Sebastian Marburger

Personal information
- Born: 16 August 1997 (age 29) Frankenberg (Eder), Germany

Sport
- Country: Germany
- Sport: Para cross-country skiing
- Disability class: LW2

Medal record
Men's Para cross-country skiing
Representing Germany
Paralympic Games
| Silver medal – second place | 2026 Milano Cortina | Sprint standing |
| Silver medal – second place | 2026 Milano Cortina | 4 × 2.5 km relay open |
World Championships
| Gold medal – first place | 2023 Östersund | 4×2.5 km open relay |

= Sebastian Marburger =

German Para cross-country skier (born 1997)

Sebastian Marburger (born 16 August 1997) is a German Para cross-country skier.

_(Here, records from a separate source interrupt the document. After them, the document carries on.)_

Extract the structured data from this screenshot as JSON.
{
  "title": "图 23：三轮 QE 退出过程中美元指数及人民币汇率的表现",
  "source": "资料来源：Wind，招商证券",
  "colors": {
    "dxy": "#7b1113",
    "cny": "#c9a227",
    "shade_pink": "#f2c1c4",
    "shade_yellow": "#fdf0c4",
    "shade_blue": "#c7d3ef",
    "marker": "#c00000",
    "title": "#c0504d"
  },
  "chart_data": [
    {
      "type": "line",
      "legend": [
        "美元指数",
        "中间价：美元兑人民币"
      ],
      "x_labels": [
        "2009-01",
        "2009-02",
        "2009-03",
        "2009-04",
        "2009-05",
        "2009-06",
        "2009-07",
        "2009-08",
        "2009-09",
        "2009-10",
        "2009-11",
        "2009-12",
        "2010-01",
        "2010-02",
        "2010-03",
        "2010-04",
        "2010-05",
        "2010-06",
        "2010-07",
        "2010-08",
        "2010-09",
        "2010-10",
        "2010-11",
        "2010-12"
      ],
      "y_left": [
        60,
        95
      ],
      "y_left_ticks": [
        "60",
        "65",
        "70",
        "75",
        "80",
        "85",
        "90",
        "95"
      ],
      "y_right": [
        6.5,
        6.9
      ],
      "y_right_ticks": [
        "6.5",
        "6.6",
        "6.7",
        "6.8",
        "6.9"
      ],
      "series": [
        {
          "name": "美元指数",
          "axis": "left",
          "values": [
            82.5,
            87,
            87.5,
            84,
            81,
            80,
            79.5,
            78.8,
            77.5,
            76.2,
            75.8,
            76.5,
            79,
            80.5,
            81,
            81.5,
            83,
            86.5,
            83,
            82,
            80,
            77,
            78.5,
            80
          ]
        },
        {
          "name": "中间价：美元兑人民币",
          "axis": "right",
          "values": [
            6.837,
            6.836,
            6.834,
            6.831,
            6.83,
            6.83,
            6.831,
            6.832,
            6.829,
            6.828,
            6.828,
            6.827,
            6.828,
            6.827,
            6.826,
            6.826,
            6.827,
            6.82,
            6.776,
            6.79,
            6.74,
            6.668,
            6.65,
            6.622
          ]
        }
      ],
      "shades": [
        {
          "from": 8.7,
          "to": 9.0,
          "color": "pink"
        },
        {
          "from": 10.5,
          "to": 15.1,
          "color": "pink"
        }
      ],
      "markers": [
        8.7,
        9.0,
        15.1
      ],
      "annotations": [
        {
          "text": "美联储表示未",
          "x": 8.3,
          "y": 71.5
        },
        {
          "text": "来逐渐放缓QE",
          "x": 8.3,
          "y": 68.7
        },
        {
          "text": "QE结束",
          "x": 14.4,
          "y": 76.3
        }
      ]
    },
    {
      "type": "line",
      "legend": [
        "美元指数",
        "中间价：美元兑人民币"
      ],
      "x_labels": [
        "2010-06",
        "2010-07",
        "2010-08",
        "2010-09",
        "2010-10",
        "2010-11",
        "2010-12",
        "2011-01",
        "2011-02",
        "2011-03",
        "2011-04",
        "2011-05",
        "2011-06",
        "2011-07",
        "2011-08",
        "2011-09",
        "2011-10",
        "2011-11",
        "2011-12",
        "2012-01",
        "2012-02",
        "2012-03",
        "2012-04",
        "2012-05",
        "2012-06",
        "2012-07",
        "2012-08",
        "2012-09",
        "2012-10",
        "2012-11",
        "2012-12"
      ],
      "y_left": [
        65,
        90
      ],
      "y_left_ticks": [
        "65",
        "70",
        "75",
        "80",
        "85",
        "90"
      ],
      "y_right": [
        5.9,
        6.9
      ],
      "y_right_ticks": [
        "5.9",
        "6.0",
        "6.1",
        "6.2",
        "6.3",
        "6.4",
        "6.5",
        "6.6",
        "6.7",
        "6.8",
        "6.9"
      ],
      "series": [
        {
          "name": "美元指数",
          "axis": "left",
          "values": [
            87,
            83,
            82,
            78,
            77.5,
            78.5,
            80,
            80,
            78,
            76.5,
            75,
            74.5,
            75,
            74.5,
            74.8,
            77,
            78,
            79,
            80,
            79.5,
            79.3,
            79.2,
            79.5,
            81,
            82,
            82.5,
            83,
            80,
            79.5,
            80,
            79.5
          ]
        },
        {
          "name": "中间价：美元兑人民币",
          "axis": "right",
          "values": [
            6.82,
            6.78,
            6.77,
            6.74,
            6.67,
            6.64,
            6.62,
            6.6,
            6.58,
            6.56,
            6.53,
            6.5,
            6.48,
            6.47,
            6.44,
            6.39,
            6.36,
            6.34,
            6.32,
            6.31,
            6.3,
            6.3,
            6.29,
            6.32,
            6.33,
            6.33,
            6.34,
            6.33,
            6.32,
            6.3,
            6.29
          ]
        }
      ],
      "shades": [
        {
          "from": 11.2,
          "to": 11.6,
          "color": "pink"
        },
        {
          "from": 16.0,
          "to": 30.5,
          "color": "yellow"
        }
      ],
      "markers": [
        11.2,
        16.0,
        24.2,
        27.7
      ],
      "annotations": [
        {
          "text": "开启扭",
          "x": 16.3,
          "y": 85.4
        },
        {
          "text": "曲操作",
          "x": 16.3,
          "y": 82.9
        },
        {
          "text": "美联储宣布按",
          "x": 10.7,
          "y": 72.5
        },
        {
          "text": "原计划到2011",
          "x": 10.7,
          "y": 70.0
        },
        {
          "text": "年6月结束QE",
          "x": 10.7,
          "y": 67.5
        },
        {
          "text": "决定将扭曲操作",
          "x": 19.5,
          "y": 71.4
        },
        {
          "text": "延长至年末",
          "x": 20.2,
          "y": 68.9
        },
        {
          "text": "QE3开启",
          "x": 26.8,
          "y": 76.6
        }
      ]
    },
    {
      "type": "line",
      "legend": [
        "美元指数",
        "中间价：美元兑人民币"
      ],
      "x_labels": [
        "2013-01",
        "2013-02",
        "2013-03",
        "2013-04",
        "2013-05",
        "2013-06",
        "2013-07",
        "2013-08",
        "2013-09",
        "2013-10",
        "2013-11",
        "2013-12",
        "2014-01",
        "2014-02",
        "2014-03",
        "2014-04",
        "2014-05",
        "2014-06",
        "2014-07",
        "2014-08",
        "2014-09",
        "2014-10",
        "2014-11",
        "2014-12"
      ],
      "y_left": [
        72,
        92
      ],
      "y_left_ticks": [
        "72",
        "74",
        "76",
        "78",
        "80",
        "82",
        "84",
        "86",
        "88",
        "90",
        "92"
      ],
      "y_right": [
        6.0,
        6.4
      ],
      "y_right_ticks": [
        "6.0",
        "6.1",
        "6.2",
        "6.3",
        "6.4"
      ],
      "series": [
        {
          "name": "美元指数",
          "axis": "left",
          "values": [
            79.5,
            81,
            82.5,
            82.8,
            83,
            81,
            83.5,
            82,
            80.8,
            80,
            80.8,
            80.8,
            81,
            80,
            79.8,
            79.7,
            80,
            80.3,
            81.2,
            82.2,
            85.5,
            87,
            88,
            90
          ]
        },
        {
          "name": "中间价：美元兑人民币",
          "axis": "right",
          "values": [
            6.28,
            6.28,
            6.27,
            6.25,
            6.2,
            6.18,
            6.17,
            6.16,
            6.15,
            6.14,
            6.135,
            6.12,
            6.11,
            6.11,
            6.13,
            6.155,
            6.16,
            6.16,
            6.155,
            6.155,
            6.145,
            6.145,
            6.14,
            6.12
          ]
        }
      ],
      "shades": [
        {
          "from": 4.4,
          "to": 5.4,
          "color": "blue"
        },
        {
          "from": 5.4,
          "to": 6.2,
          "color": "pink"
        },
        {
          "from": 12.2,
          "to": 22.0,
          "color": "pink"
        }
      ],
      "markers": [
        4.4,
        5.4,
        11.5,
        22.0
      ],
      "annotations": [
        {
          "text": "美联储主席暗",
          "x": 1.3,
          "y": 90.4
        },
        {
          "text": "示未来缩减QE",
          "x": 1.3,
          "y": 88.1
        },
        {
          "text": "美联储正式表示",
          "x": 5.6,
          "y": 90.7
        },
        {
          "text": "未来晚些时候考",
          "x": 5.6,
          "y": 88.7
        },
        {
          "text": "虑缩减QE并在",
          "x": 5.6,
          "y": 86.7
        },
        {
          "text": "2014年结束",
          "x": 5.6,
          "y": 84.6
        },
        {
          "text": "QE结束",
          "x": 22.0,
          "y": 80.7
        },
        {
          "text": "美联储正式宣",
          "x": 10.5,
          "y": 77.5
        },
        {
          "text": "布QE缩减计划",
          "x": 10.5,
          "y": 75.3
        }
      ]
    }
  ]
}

He represented Germany at the 2026 Winter Paralympics.

==Career==
Marburger competed at the 2023 World Para Nordic Skiing Championships and won a gold medal in the 4×2.5 kilometre open relay event.

In February 2025, during the FIS Para Cross-Country World Cup he won the standing event in the 2026 Winter Paralympics test event. In February 2026, he was selected to represent Germany at the 2026 Winter Paralympics.

==Personal life==
In 2020, Marburger had his right leg amputated after a motorcycle accident.